Mandic, i sindaci bussano in Regione

Merate Dopo che l’Asst di Lecco ha paventato la trasformazione del nosocomio in punto per malati cronici Un documento da inviare al Pirellone sugli investimenti: «Ma vogliamo che l’ospedale resti per gli acuti»

Il Mandic di Merate potrebbe trasformarsi in centro specializzato nella cura di malati cronici con problemi neurologici e polmonari.

È quanto il direttore generale Paolo Favini ha paventato ai primari del presidio che ha incontrato mercoledì. Uno sguardo sul futuro del nosocomio di via Cerri che ha lasciato tutti spiazzati.

Individuare una cura

Non solo perché nel Poas, Piano di organizzazione aziendale strategico, deciso a livello regionale, c’è scritto nero su bianco che il San Leopoldo è un Dea di primo livello, quindi con pronto soccorso e rianimazione, che assiste malati acuti, ma anche perché, se così dovesse essere, vorrebbe dire che la storia della struttura è segnata.

Nei fatti, se l’obiettivo è questo, la direzione strategica non farà sforzi per tenere aperti reparti, lasciando che poco alla volta si spengano di pari passo con il fuggi fuggi dei sanitari, dai primari passando per i medici giù fino agli infermieri.

Quanto dichiarato da Favini ha lasciato basiti non soltanto i direttori dei reparti, che si ritroveranno così a lavorare in una struttura a cui, poco alla volta, verrà a mancare l’aria, ma soprattutto i sindaci, che ancora una volta sono stati tenuti all’oscuro dei veri piani della direzione generale e, si presume, anche dell’assessorato regionale.

Che tra Favini e sindaci ci sia un problema di comunicazione, Fabio Vergani, presidente dell’assemblea dei sindaci del Meratese, e Ave Pirovano, omologa del Casatese, l’hanno detto a chiare lettere anche ieri, incontrando la stampa.
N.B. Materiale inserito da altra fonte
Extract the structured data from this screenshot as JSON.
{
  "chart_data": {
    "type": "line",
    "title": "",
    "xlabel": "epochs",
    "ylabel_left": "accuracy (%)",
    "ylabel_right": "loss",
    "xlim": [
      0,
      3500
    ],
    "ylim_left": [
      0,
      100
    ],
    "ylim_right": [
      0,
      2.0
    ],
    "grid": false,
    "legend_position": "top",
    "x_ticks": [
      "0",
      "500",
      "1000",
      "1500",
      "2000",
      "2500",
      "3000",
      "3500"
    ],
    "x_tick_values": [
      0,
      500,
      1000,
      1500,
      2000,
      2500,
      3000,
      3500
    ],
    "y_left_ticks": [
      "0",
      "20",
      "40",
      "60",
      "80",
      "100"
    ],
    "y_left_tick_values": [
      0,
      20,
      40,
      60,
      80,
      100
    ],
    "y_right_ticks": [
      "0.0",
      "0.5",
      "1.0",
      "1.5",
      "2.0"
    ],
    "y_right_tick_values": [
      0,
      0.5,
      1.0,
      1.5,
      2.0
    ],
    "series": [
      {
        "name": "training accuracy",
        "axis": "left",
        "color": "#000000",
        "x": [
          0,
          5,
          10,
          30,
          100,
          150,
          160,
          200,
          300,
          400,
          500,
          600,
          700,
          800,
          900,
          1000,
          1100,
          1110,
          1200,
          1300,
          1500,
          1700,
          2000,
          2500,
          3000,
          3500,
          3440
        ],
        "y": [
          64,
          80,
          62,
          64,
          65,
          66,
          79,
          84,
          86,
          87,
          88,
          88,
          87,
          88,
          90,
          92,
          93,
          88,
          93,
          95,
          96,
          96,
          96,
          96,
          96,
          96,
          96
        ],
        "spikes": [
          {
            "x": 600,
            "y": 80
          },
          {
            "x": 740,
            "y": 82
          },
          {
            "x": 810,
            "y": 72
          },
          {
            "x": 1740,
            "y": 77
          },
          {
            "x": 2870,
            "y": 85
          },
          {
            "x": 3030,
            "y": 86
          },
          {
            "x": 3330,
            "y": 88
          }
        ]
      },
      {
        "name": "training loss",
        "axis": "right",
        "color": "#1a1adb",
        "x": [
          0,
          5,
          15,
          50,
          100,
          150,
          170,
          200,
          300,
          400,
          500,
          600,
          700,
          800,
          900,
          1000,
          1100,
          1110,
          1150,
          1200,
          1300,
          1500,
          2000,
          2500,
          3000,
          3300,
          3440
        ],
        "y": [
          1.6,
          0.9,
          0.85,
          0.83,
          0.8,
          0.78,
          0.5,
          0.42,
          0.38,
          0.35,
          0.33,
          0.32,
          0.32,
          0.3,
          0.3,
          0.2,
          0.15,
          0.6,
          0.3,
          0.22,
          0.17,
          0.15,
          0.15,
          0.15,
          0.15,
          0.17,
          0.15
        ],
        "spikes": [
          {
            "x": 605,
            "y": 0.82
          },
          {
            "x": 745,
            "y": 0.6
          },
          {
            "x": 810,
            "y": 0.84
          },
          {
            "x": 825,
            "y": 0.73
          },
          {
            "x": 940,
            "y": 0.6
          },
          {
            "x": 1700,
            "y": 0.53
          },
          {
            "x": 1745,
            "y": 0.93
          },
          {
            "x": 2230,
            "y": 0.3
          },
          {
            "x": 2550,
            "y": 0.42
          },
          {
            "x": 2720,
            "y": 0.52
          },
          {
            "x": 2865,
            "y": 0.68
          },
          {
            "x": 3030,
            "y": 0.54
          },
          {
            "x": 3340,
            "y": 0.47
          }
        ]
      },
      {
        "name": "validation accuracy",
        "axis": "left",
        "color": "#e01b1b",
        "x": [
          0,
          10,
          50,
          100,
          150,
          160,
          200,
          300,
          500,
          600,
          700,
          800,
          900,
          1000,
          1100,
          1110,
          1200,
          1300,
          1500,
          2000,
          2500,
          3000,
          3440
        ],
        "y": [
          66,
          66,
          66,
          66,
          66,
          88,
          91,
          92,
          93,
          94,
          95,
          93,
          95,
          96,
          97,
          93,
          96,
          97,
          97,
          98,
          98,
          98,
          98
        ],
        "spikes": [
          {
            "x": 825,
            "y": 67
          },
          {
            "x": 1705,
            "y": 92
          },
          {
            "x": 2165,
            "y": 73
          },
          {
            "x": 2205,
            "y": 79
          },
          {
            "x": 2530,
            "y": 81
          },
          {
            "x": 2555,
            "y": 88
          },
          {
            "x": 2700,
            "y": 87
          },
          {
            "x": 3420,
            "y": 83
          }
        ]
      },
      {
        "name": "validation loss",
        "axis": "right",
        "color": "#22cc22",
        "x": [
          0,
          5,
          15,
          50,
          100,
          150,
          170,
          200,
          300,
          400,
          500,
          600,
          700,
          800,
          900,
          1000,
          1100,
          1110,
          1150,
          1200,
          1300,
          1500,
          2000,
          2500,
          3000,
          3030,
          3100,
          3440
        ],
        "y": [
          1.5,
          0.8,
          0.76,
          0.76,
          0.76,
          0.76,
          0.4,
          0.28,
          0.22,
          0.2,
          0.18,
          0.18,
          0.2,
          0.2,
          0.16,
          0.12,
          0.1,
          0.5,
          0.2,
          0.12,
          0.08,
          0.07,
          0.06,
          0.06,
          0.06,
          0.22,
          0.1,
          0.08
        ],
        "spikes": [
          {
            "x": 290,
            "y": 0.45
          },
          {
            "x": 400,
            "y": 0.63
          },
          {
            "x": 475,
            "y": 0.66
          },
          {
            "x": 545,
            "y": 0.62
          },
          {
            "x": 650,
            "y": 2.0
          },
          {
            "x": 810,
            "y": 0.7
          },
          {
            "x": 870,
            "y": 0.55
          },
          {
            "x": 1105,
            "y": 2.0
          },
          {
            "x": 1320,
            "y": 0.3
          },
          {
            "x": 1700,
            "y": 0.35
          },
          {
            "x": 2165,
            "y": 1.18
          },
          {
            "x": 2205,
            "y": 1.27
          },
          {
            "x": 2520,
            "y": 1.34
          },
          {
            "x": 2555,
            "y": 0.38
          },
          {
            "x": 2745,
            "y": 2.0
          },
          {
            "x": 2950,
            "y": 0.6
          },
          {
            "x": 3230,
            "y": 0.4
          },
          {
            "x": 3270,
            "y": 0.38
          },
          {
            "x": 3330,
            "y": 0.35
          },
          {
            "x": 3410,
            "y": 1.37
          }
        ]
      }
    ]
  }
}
E si sono lamentati di un rapporto che è sempre stato «freddo».

Per cercare di capire quale sia la malattia di cui soffra l’ospedale e individuare una cura, non avendo finora ottenuto soddisfazione dagli incontri con il direttore generale, i sindaci hanno cercato un diverso interlocutore. L’hanno trovato nei consiglieri regionali con cui si sono incontrati l’altra sera, rappresentando loro tutte le preoccupazioni del territorio.

Le case di comunità

«Non è possibile - hanno spiegato Vergani e Pirovano - apprendere delle dimissioni di medici il giorno dopo l’incontro con il direttore, che invece dovrebbe informarci. Così come non è accettabile non avere informazioni sul futuro a breve e a medio termine dell’ospedale. La nostra preoccupazione riguarda anche le case di comunità, che sono scatole vuote».

Per questo motivo, nelle prossime settimane, i sindaci stenderanno un documento unitario che invieranno in Regione. «Faremo una sorta di “lista della spesa” chiedendo quello che vogliamo per il nostro ospedale. Così la Regione dovrà dirci che cosa è possibile fare e che cosa no. Di sicuro vogliamo che l’ospedale resti per acuti, con un pronto soccorso e, se possibile, anche un punto nascita».